Museum Seeks Capitol Site
If a presidential commission charged with recommending a site for the planned National Museum of African American History and Culture gets its way, the Capitol grounds could soon get its first museum.
The report, which is slated to be submitted to Congress on Wednesday, will recommend a triangular site adjacent to the Capitol Reflecting Pool between Pennsylvania and Constitution avenues Northwest, according to a source familiar with the report.
The location now provides parking and staging space for the construction of the Capitol Visitor Center, which is expected to be completed in 2005. Congress has control over what, if anything, is built on this site.
Four other sites are also under consideration: the National Mall between 14th and 15th streets Northwest; overlooking the Southwest waterfront at the end of L’Enfant Promenade; the Liberty Loan building on 14th Street just south of the Bureau of Engraving and Printing; and the Arts and Industries building on Independence Avenue.
A preliminary diagram of the facility intended for the Capitol site, issued in a December 2002 Preferred Site Analysis Report, envisaged a four-story structure with a public entrance on the western portion of the site. The building would be located on the eastern half of the site to avoid complications caused by the Third Street tunnel under the western half.
While the preferred site offers many benefits in terms of visitor accessibility and visibility, questions remain as to its availability and the precedent for building a museum on Capitol grounds.

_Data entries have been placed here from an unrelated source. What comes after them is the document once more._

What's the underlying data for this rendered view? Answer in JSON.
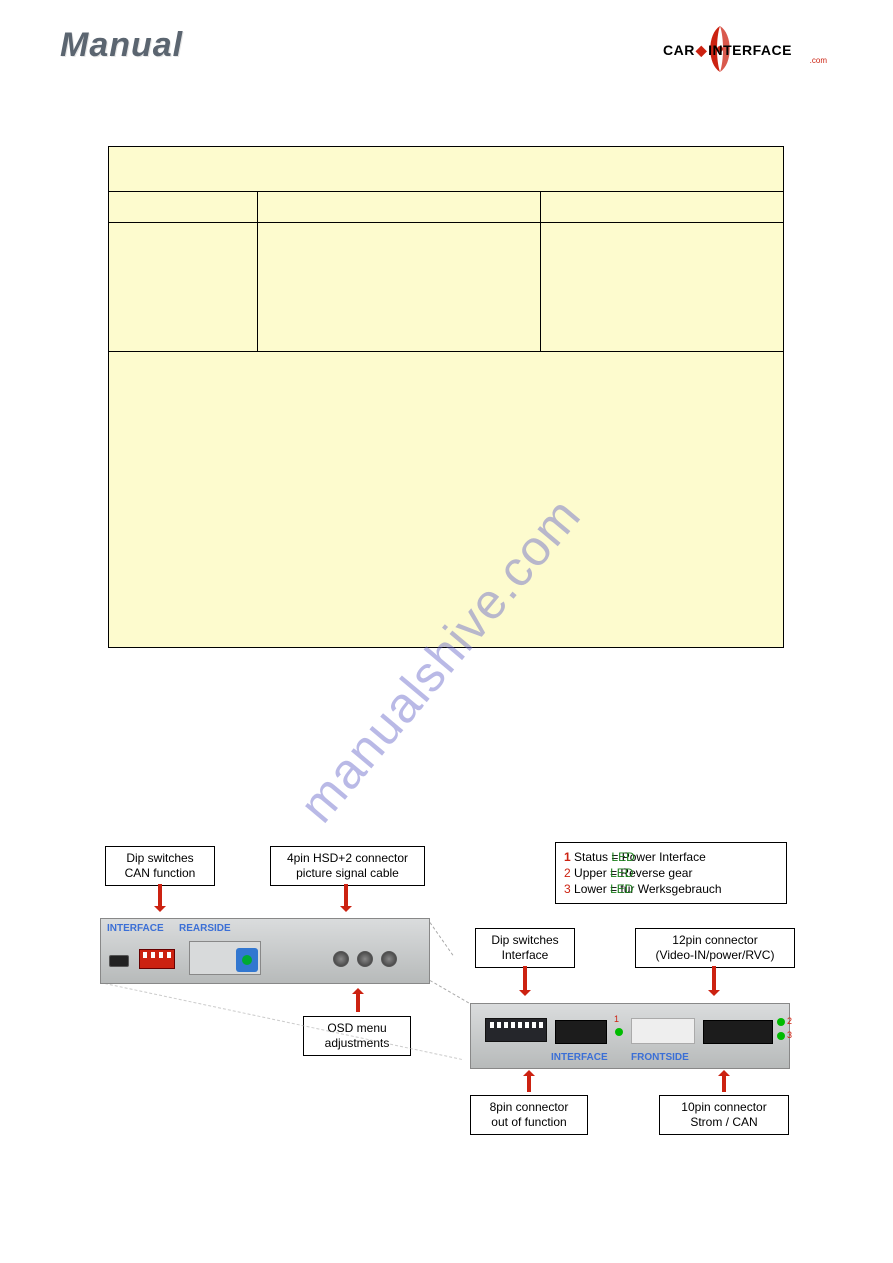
{
  "header": {
    "manual": "Manual",
    "brand_car": "CAR",
    "brand_inter": "INTERFACE",
    "brand_com": ".com"
  },
  "watermark": "manualshive.com",
  "labels": {
    "dip_can_l1": "Dip switches",
    "dip_can_l2": "CAN function",
    "hsd_l1": "4pin HSD+2 connector",
    "hsd_l2": "picture signal cable",
    "osd_l1": "OSD menu",
    "osd_l2": "adjustments",
    "dip_if_l1": "Dip switches",
    "dip_if_l2": "Interface",
    "p12_l1": "12pin connector",
    "p12_l2": "(Video-IN/power/RVC)",
    "p8_l1": "8pin connector",
    "p8_l2": "out of function",
    "p10_l1": "10pin connector",
    "p10_l2": "Strom / CAN"
  },
  "status": {
    "n1": "1",
    "n2": "2",
    "n3": "3",
    "t1a": "Status ",
    "led": "LED",
    "t1b": "   = Power Interface",
    "t2a": "Upper ",
    "t2b": "     = Reverse gear",
    "t3a": "Lower ",
    "t3b": "   = für Werksgebrauch"
  },
  "device": {
    "rear_tag_l": "INTERFACE",
    "rear_tag_r": "REARSIDE",
    "front_tag_l": "INTERFACE",
    "front_tag_r": "FRONTSIDE",
    "led1": "1",
    "led2": "2",
    "led3": "3"
  }
}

In fact, legislation designating the site as a Congressional Youth Awards Garden has already been passed, and the Architect of the Capitol has been directed to manage and organize a design competition for the garden — the status of which remains unclear.
And no one has ever submitted a proposal for a museum on Capitol grounds, according to the December report.
While he declined to go into detail, Sen. Sam Brownback (R-Kan.), a commission member, said the panel had considered any potential complications associated with the site.
The forthcoming report follows several months of town hall meetings and surveys by the 22-member commission, which held its final public meeting before the report’s presentation last week at the District’s Washington Court Hotel.
In addition to site location and cost, the commission’s report will make recommendations regarding the availability of collections for the museum, the impact of a national museum on regional African-American museums, and its governance and organizational structure.
The commission is expected to recommend that the museum — not estimated to open for at least six to 10 years — be a full-fledged member of the Smithsonian Institution, subordinate to its board of regents.
Still, Project Manager George McDonald said the museum’s board would like to assume a strong fundraising role, as well as maintain some control over the selection of a director and the museum’s program and collections policy. The commission’s surveys also found overwhelming support among regional African-American museums for the creation of a national museum, and officials anticipate securing collections through a combination of loans, donations and purchases.
The estimated $300 million to $350 million required to complete a museum at the preferred site will be funded through a public-private partnership, initially projected to be a 75/25 split, said the source.
“I don’t think a project of this magnitude can work without a public-private partnership,” asserted commission Chairman Robert Wright, adding that he anticipated few problems securing the necessary private-sector funds. The commission received its first major donation — $1 million — from the insurance giant AFLAC Inc. last November.
In the coming weeks, Rep. John Lewis (D-Ga.), along with Rep. Jack Kingston (R-Ga.) and Sen. Sam Brownback (R-Kan.), plans to introduce legislation supporting the recommendations in the commission’s report.
“We are looking for the president to add some funding for the museum in his budget,” said Candice Tolliver, Lewis’ press secretary.
Lewis estimated the request for fiscal 2004 would fall in the $25 million to $35 million range, and he expects the legislation to be approved “long before the end of the year.”
Brownback said that Rules and Administration Chairman Trent Lott (R-Miss.) has indicated he will make the legislation a priority in committee. (The bill will also be submitted to the House Transportation and Infrastructure and Administration committees.)
Lewis, who has worked for well over a decade to secure “a place where people can walk through and almost touch and face history” — says the creation of a national museum for African-Americans would go a long way to healing the United States’ racial divide.
Likewise, Wright emphasized that the commission would take special care to ensure that the museum comprises the aggregate experience of Americans of African descent in this country.
“The No. 1 concern [is] that this museum tells the whole story from slavery up to the present time, that nothing be omitted or left out or glossed over,” Wright said.
“I just think to have something like this in Washington, in the nation’s capital, would just help make America better,” Lewis concluded.